The 1st 100ppm of c02 does all the radiation capture of radiation in the atmosphere at this extreme temperature, which is around 8% of radiation. More c02 doesn’t increase the bandwidth.
I can’t think of another analogy, apart from that of sunblocker that casts the AGW thesis in serious doubt – perhaps the boiling point of water. No matter for how long you heat a pot of water, it won’t pass the 100C boiling point at ideal conditions. More heat does not mean increased boiling point.
in the case of the thermal properties of c02, quite the opposite is the case.

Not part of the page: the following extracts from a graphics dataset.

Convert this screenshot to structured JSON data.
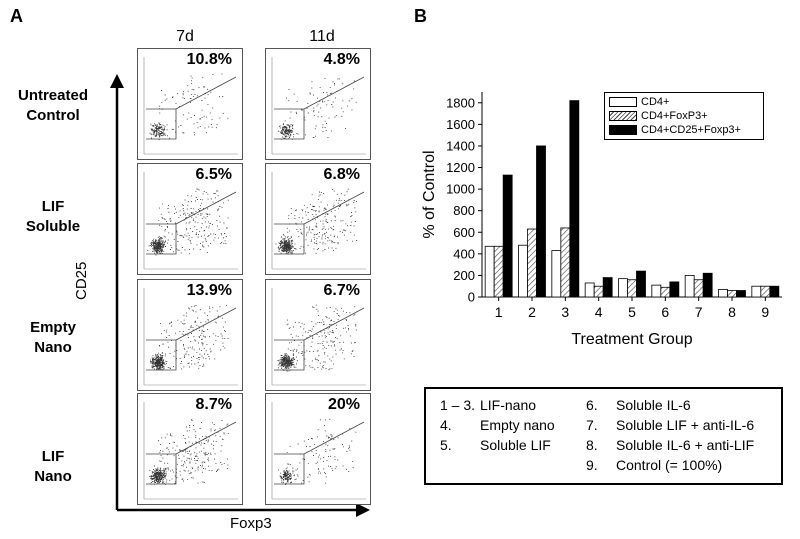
{
  "panel_a": {
    "label": "A",
    "columns": [
      "7d",
      "11d"
    ],
    "rows": [
      {
        "label_lines": [
          "Untreated",
          "Control"
        ],
        "values": [
          "10.8%",
          "4.8%"
        ]
      },
      {
        "label_lines": [
          "LIF",
          "Soluble"
        ],
        "values": [
          "6.5%",
          "6.8%"
        ]
      },
      {
        "label_lines": [
          "Empty",
          "Nano"
        ],
        "values": [
          "13.9%",
          "6.7%"
        ]
      },
      {
        "label_lines": [
          "LIF",
          "Nano"
        ],
        "values": [
          "8.7%",
          "20%"
        ]
      }
    ],
    "y_axis_label": "CD25",
    "x_axis_label": "Foxp3"
  },
  "panel_b": {
    "label": "B",
    "groups_list": [
      {
        "num": "1 – 3.",
        "text": "LIF-nano"
      },
      {
        "num": "4.",
        "text": "Empty nano"
      },
      {
        "num": "5.",
        "text": "Soluble LIF"
      },
      {
        "num": "6.",
        "text": "Soluble IL-6"
      },
      {
        "num": "7.",
        "text": "Soluble LIF + anti-IL-6"
      },
      {
        "num": "8.",
        "text": "Soluble IL-6 + anti-LIF"
      },
      {
        "num": "9.",
        "text": "Control (= 100%)"
      }
    ]
  },
  "chart_data": {
    "type": "bar",
    "categories": [
      "1",
      "2",
      "3",
      "4",
      "5",
      "6",
      "7",
      "8",
      "9"
    ],
    "series": [
      {
        "name": "CD4+",
        "fill": "#ffffff",
        "values": [
          470,
          480,
          430,
          130,
          170,
          110,
          200,
          70,
          100
        ]
      },
      {
        "name": "CD4+FoxP3+",
        "fill": "hatch",
        "values": [
          470,
          630,
          640,
          100,
          160,
          90,
          160,
          60,
          100
        ]
      },
      {
        "name": "CD4+CD25+Foxp3+",
        "fill": "#000000",
        "values": [
          1130,
          1400,
          1820,
          180,
          240,
          140,
          220,
          60,
          100
        ]
      }
    ],
    "xlabel": "Treatment Group",
    "ylabel": "% of Control",
    "ylim": [
      0,
      1900
    ],
    "yticks": [
      0,
      200,
      400,
      600,
      800,
      1000,
      1200,
      1400,
      1600,
      1800
    ],
    "legend_position": "top-right",
    "grid": false
  }
}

Where c02 intercepts heat, which is where it is extemely cold, subzero temperatures cannot elevate the earth surface temperature. temperatures at -89C cannot rebound back to force any temperature increase above itself, and temperatures at -89C are very rare indeed at the surface

P Wilson
May 14, 2012 10:06 am

above was a reply to otter17:
May 14, 2012 at 7:38 am

izen
May 14, 2012 11:00 am

@- P Wilson
Your claim that raising CO2 has minimal effect on temperatures because the absorption band is saturated was discredited in the mid 60s when Plass et al calculated what actually happens to radiant energy at different wavelengths as it transits through the atmosphere. The work was funded primarily by the DoF in relation to heat seeking missile detection.
It involves nothing more complex than basic calculus, although rather a LOT of calculus to describe the behavior for all wavelengths over the full vertical height of the troposphere with the changing pressure and temperature, but it has been verified by direct measurement of outgoing and downwelling spectra.
I would suggest reading the ‘CO2, an insignificant trace gas’ series of posts at Science of Doom (link at top right of this site) for a layman’s explanation, or any textbook on radiative transfer if you want to avoid making silly assertions that the science falsified decades ago.